En octobre 1998, le Parquet général de la Fédération de Russie, invoquant l'ouverture d'une enquête sur la Solntsevskaïa, sollicitait copie des documents confirmant l'implication de Mikhaïlov dans le crime organisé. Saisi par l'Office fédéral de la police, le juge d'instruction Georges Zecchin a accédé à cette demande d'entraide et décidé de transmettre l'entier de la procédure. Mes Pascal Maurer et Alec Reymond ont recouru en soulignant que l'enquête russe ne vise pas directement leur client mais des personnes dont les noms ont été caviardés par mesure de confidentialité.
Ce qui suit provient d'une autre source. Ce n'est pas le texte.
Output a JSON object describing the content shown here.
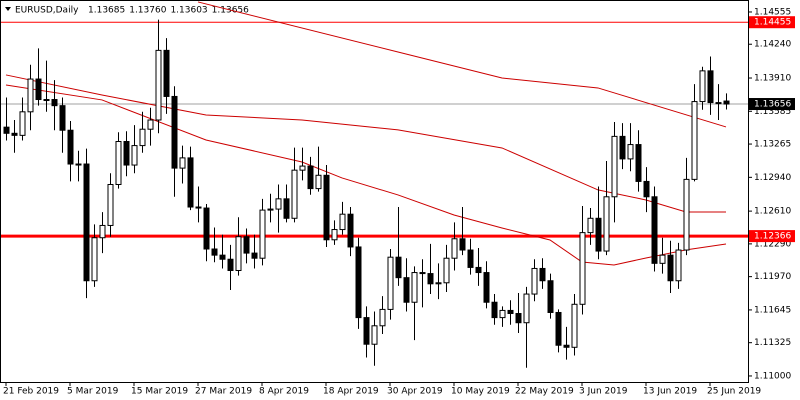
{
  "chart_data": {
    "type": "candlestick",
    "title": "EURUSD,Daily",
    "header_values": [
      "1.13685",
      "1.13760",
      "1.13603",
      "1.13656"
    ],
    "categories": [
      "21 Feb 2019",
      null,
      null,
      null,
      null,
      null,
      null,
      null,
      "5 Mar 2019",
      null,
      null,
      null,
      null,
      null,
      null,
      null,
      "15 Mar 2019",
      null,
      null,
      null,
      null,
      null,
      null,
      null,
      "27 Mar 2019",
      null,
      null,
      null,
      null,
      null,
      null,
      null,
      "8 Apr 2019",
      null,
      null,
      null,
      null,
      null,
      null,
      null,
      "18 Apr 2019",
      null,
      null,
      null,
      null,
      null,
      null,
      null,
      "30 Apr 2019",
      null,
      null,
      null,
      null,
      null,
      null,
      null,
      "10 May 2019",
      null,
      null,
      null,
      null,
      null,
      null,
      null,
      "22 May 2019",
      null,
      null,
      null,
      null,
      null,
      null,
      null,
      "3 Jun 2019",
      null,
      null,
      null,
      null,
      null,
      null,
      null,
      "13 Jun 2019",
      null,
      null,
      null,
      null,
      null,
      null,
      null,
      "25 Jun 2019",
      null,
      null
    ],
    "open": [
      1.1343,
      1.1337,
      1.1335,
      1.1358,
      1.139,
      1.137,
      1.137,
      1.1364,
      1.134,
      1.1307,
      1.1307,
      1.1193,
      1.1235,
      1.1247,
      1.1287,
      1.1329,
      1.1306,
      1.1325,
      1.1341,
      1.135,
      1.1418,
      1.1373,
      1.1303,
      1.1313,
      1.1265,
      1.1264,
      1.1224,
      1.1218,
      1.1214,
      1.1203,
      1.1236,
      1.122,
      1.1215,
      1.1262,
      1.1263,
      1.1273,
      1.1254,
      1.1301,
      1.1305,
      1.1283,
      1.1296,
      1.1233,
      1.1243,
      1.1258,
      1.1226,
      1.1157,
      1.1131,
      1.1149,
      1.1165,
      1.1216,
      1.1196,
      1.1172,
      1.1201,
      1.12,
      1.119,
      1.1191,
      1.1215,
      1.1234,
      1.1223,
      1.1206,
      1.1201,
      1.1172,
      1.1157,
      1.1164,
      1.1161,
      1.1152,
      1.118,
      1.1205,
      1.1193,
      1.1162,
      1.113,
      1.1128,
      1.117,
      1.124,
      1.1254,
      1.1222,
      1.1275,
      1.1334,
      1.1312,
      1.1326,
      1.129,
      1.1275,
      1.121,
      1.1218,
      1.1193,
      1.1223,
      1.1292,
      1.1368,
      1.1398,
      1.1367,
      1.13685
    ],
    "high": [
      1.1372,
      1.135,
      1.1372,
      1.1404,
      1.142,
      1.1408,
      1.1389,
      1.1372,
      1.1349,
      1.132,
      1.1322,
      1.1248,
      1.126,
      1.1298,
      1.1338,
      1.1339,
      1.1345,
      1.1358,
      1.1362,
      1.1448,
      1.143,
      1.1383,
      1.1325,
      1.1324,
      1.1285,
      1.1268,
      1.1245,
      1.1238,
      1.1228,
      1.1255,
      1.1244,
      1.1238,
      1.1273,
      1.1278,
      1.1287,
      1.1287,
      1.1323,
      1.1323,
      1.1314,
      1.1324,
      1.1306,
      1.1252,
      1.127,
      1.1265,
      1.1235,
      1.1168,
      1.1163,
      1.1178,
      1.1224,
      1.1265,
      1.1215,
      1.1207,
      1.1214,
      1.1229,
      1.121,
      1.1228,
      1.125,
      1.1265,
      1.1234,
      1.1225,
      1.1212,
      1.118,
      1.1168,
      1.1174,
      1.1181,
      1.1187,
      1.1214,
      1.1215,
      1.12,
      1.1165,
      1.1148,
      1.118,
      1.1266,
      1.1264,
      1.1285,
      1.131,
      1.1348,
      1.1347,
      1.1347,
      1.134,
      1.1304,
      1.1285,
      1.1235,
      1.1232,
      1.123,
      1.1313,
      1.1385,
      1.1402,
      1.1412,
      1.1385,
      1.1376
    ],
    "low": [
      1.133,
      1.1318,
      1.133,
      1.134,
      1.1364,
      1.1358,
      1.134,
      1.1318,
      1.129,
      1.129,
      1.1176,
      1.1187,
      1.122,
      1.1236,
      1.1283,
      1.1295,
      1.1298,
      1.1318,
      1.1325,
      1.1337,
      1.1356,
      1.1275,
      1.1288,
      1.1262,
      1.125,
      1.1212,
      1.1211,
      1.1205,
      1.1184,
      1.1198,
      1.121,
      1.1205,
      1.1208,
      1.125,
      1.124,
      1.125,
      1.125,
      1.1291,
      1.1277,
      1.128,
      1.1226,
      1.1228,
      1.1238,
      1.1217,
      1.1146,
      1.1118,
      1.111,
      1.1141,
      1.1155,
      1.1188,
      1.1163,
      1.1135,
      1.1167,
      1.118,
      1.1175,
      1.1182,
      1.1203,
      1.1218,
      1.1199,
      1.1188,
      1.1166,
      1.115,
      1.1148,
      1.115,
      1.1142,
      1.1108,
      1.1173,
      1.1185,
      1.1156,
      1.1123,
      1.1116,
      1.112,
      1.116,
      1.1228,
      1.1214,
      1.1218,
      1.125,
      1.1302,
      1.13,
      1.128,
      1.126,
      1.1202,
      1.12,
      1.1181,
      1.1185,
      1.1218,
      1.129,
      1.136,
      1.1355,
      1.135,
      1.13603
    ],
    "close": [
      1.1337,
      1.1335,
      1.1358,
      1.139,
      1.137,
      1.137,
      1.1364,
      1.134,
      1.1307,
      1.1307,
      1.1193,
      1.1235,
      1.1247,
      1.1287,
      1.1329,
      1.1306,
      1.1325,
      1.1341,
      1.135,
      1.1418,
      1.1373,
      1.1303,
      1.1313,
      1.1265,
      1.1264,
      1.1224,
      1.1218,
      1.1214,
      1.1203,
      1.1236,
      1.122,
      1.1215,
      1.1262,
      1.1263,
      1.1273,
      1.1254,
      1.1301,
      1.1305,
      1.1283,
      1.1296,
      1.1233,
      1.1243,
      1.1258,
      1.1226,
      1.1157,
      1.1131,
      1.1149,
      1.1165,
      1.1216,
      1.1196,
      1.1172,
      1.1201,
      1.12,
      1.119,
      1.1191,
      1.1215,
      1.1234,
      1.1223,
      1.1206,
      1.1201,
      1.1172,
      1.1157,
      1.1164,
      1.1161,
      1.1152,
      1.118,
      1.1205,
      1.1193,
      1.1162,
      1.113,
      1.1128,
      1.117,
      1.124,
      1.1254,
      1.1222,
      1.1275,
      1.1334,
      1.1312,
      1.1326,
      1.129,
      1.1275,
      1.121,
      1.1218,
      1.1193,
      1.1223,
      1.1292,
      1.1368,
      1.1398,
      1.1367,
      1.1367,
      1.13656
    ],
    "up_color": "#ffffff",
    "down_color": "#000000",
    "wick_color": "#000000",
    "lines": [
      {
        "color": "#cc0000",
        "x": [
          24,
          49,
          62,
          74,
          90
        ],
        "values": [
          1.14653,
          1.14164,
          1.1391,
          1.13813,
          1.13432
        ]
      },
      {
        "color": "#cc0000",
        "x": [
          0,
          12,
          25,
          37,
          49,
          62,
          74,
          80,
          85,
          90
        ],
        "values": [
          1.1394,
          1.13744,
          1.13549,
          1.135,
          1.13403,
          1.13227,
          1.12817,
          1.12719,
          1.12602,
          1.12602
        ]
      },
      {
        "color": "#cc0000",
        "x": [
          0,
          12,
          25,
          37,
          42,
          49,
          56,
          62,
          68,
          72,
          76,
          80,
          85,
          90
        ],
        "values": [
          1.13842,
          1.13696,
          1.13305,
          1.1309,
          1.12934,
          1.12768,
          1.12572,
          1.12445,
          1.12328,
          1.12113,
          1.12084,
          1.12152,
          1.12231,
          1.12289
        ]
      }
    ],
    "levels": [
      {
        "value": 1.14455,
        "color": "#ff0000",
        "width": 1
      },
      {
        "value": 1.12366,
        "color": "#ff0000",
        "width": 3
      }
    ],
    "current_price": {
      "value": 1.13656,
      "color": "#000000",
      "line_color": "#a0a0a0"
    },
    "ylim": [
      1.10941,
      1.14672
    ],
    "yticks": [
      1.14555,
      {
        "value": 1.1424,
        "label": "1.14240"
      },
      {
        "value": 1.1391,
        "label": "1.13910"
      },
      1.13585,
      1.13265,
      {
        "value": 1.1294,
        "label": "1.12940"
      },
      {
        "value": 1.1261,
        "label": "1.12610"
      },
      {
        "value": 1.1229,
        "label": "1.12290"
      },
      {
        "value": 1.1197,
        "label": "1.11970"
      },
      1.11645,
      1.11325,
      {
        "value": 1.11,
        "label": "1.11000"
      }
    ],
    "grid": false
  }
}
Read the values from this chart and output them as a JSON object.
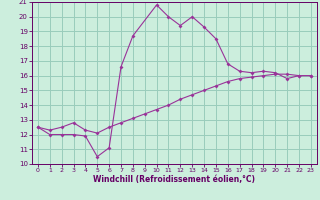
{
  "xlabel": "Windchill (Refroidissement éolien,°C)",
  "line1_x": [
    0,
    1,
    2,
    3,
    4,
    5,
    6,
    7,
    8,
    9,
    10,
    11,
    12,
    13,
    14,
    15,
    16,
    17,
    18,
    19,
    20,
    21,
    22,
    23
  ],
  "line1_y": [
    12.5,
    12.0,
    12.0,
    12.0,
    11.9,
    10.5,
    11.1,
    16.6,
    18.7,
    null,
    20.8,
    20.0,
    19.4,
    20.0,
    19.3,
    18.5,
    16.8,
    16.3,
    16.2,
    16.3,
    16.2,
    15.8,
    16.0,
    16.0
  ],
  "line2_x": [
    0,
    1,
    2,
    3,
    4,
    5,
    6,
    7,
    8,
    9,
    10,
    11,
    12,
    13,
    14,
    15,
    16,
    17,
    18,
    19,
    20,
    21,
    22,
    23
  ],
  "line2_y": [
    12.5,
    12.3,
    12.5,
    12.8,
    12.3,
    12.1,
    12.5,
    12.8,
    13.1,
    13.4,
    13.7,
    14.0,
    14.4,
    14.7,
    15.0,
    15.3,
    15.6,
    15.8,
    15.9,
    16.0,
    16.1,
    16.1,
    16.0,
    16.0
  ],
  "line_color": "#993399",
  "bg_color": "#cceedd",
  "grid_color": "#99ccbb",
  "xlim": [
    -0.5,
    23.5
  ],
  "ylim": [
    10,
    21
  ],
  "yticks": [
    10,
    11,
    12,
    13,
    14,
    15,
    16,
    17,
    18,
    19,
    20,
    21
  ],
  "xticks": [
    0,
    1,
    2,
    3,
    4,
    5,
    6,
    7,
    8,
    9,
    10,
    11,
    12,
    13,
    14,
    15,
    16,
    17,
    18,
    19,
    20,
    21,
    22,
    23
  ]
}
La défense dénonce également le fait que le magistrat genevois ait choisi de tout envoyer sans les entendre et sans procéder à une énumération des pièces pertinentes. L'acquittement de Sergueï Mikhaïlov, prononcé le 11 décembre dernier par la Cour correctionnelle, devrait achever de rendre cette demande irrecevable, relèvent enfin les avocats. Le procureur Jean-Louis Crochet ne voit pour sa part aucun obstacle à la transmission de documents. Le magistrat estime toutefois qu'un tri des pièces devra bel et bien être fait avant que le dossier ne prenne le chemin de Moscou. Fa. M.